Ešenvalds: Passion and Resurrection & Other Choral Works (CD Review - blog.codaex.de, 2011)

In den drei Republiken des Baltikum gab es immer schon eine ausgeprägt hochklassige und vielfältige Musikszene, die nach dem Zusammenbruch der Sowjetunion wieder richtig aufblühte. Nun, rund 20 Jahre danach, ist sie zu einem bedeutenden Faktor in der europäischen Szene der zeitgenössischen Musik (sowohl im Jazz, als auch in der zeitgenössischen klassischen Musik) geworden. Zahlreiche Komponisten und Solisten werden nun in Westeuropa und den USA ‘entdeckt’, die zu Hause schon seit jungen Jahren gefeiert wurden. Baltische Musiker und Komponisten zeichnen sich durch einen erfrischenden Nonkonformismus aus, der das Lager-Denken des westlichen Musikbetriebs weitgehend ignoriert und damit neue Horizonte eröffnet.

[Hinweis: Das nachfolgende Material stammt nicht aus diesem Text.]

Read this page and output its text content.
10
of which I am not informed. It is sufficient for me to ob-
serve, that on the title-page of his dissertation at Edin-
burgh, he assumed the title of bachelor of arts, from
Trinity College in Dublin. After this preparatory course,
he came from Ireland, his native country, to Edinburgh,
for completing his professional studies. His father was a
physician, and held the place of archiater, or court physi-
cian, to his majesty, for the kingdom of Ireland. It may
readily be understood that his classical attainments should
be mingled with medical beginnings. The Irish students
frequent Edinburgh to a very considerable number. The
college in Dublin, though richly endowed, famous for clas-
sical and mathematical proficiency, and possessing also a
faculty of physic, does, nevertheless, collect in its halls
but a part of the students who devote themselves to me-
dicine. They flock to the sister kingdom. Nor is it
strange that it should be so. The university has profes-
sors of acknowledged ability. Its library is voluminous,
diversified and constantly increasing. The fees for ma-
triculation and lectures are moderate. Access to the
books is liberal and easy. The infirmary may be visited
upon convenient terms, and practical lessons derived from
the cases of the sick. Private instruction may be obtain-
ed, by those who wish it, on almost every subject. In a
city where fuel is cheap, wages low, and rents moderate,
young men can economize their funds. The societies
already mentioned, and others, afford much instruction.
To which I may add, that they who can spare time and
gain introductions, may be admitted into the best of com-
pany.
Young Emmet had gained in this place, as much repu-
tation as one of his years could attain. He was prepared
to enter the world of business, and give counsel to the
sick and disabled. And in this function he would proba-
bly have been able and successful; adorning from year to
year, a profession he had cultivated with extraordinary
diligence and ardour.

Der Komponist und Tenor Ēriks Ešenvalds (Jahrgang 1977) ist ein gutes Beispiel für diese neue Generation aus dem Baltikum: Wie viele seiner Landsleute lässt auch er sich musikalisch nicht in die gängigen Kategorien einordnen. Ešenvalds jetzt schon beeindruckend großes Œuvre ist ein Spiegel ganz unterschiedlicher Einflüsse, die auf seine mit Bedacht ausgewählten Lehrer, aber auch auf seinen breit gefächerten Interessen zurückzuführen sind: Dissonanz oder Konsonanz, schlichte Melodien oder rhythmisch komplexe Gebilde, Ešenvalds Werke folgen keiner bestimmten Schule oder Strömung, sondern passen sich dem jeweiligen Anlass, dem jeweiligen Ziel der Komposition an. Dies ist ein Pragmatismus, der unserem fast ideologisch geprägten Verhältnis von Komponist und Werk ein wenig zuwider läuft, doch in Wirklichkeit erinnert Ešenvalds unverkrampfter Umgang mit Stilen und Techniken an barocke Großmeister wie Johann Sebastian Bach oder Georg Friedrich Händel, die es ebenso verstanden, ihren Stil dem gewünschten Ergebnis genau anzupassen und sich dieser Fähigkeit wie selbstverständlich bedienten.

Ešenvalds internationales Debütalbum »Passion and Resurrection« (auf Hyperion Records) ist dann auch entsprechend abwechslungsreich geworden und fasst unterschiedlich geartete Chorwerke zusammen. Während zum Beispiel “Legend Of The Walled-In Woman” südosteuropäische Volksmusik-Einflüsse verarbeitet (genauer gesagt albanische), überrascht “Long Road” mit der an ein Kirchenlied erinnernden Schlichtheit, während wiederum das Hauptwerk dieser CD “Passion and Resurrection” ein ineinander greifendes Netz von Texten und Stilen ist, die fragmentarisch bleiben und sich dennoch zu einem Ganzen zusammenfügen, ganz wie bei einem Mosaik, das man erst ganz erfassen kann, wenn man nicht die Einzelteile, sondern das Gesamtbild betrachtet.

Es bedarf schon eines so unglaublich vielseitigen Chor-Ensembles wie Polyphony – spätestens seit ihrer phänomenalen Messiah-Aufnahme (2009) sollte jedem Musikfreund dieser Name als Synonym für höchste Präzision und schlüssigste Interpretationen sein – um so eigentümlich eklektizistische Werke zu einem faszinierenden Klangerlebnis auszugestalten. Sie werden beim Titelstück unterstützt von der nicht minder überragenden Britten Sinfonia und der wundervollen Carolyn Sampson als Sopran-Solistin (bekannt durch ihre überragenden Alte-Musik-Interpretationen, zuletzt hier als fragile Dowland-Interpretin).

Nicht zuletzt wegen der hervorragenden Ensemble-Leistung ist »Passion and Resurrection« eine überraschende, überaus gelungene Empfehlung (nicht nur) zum Osterfest geworden, mit faszinierender Vokalmusik, jenseits der Renaissance, Barock, Klassik und Romantik und doch mit spürbaren Berührungspunkten. Der (weitere) Aufstieg Ēriks Ešenvalds zu einem Star der jungen Komponisten-Generation wurde mit dieser Aufnahme  nachhaltig beschleunigt. Die besondere CD, erschienen im März 2011.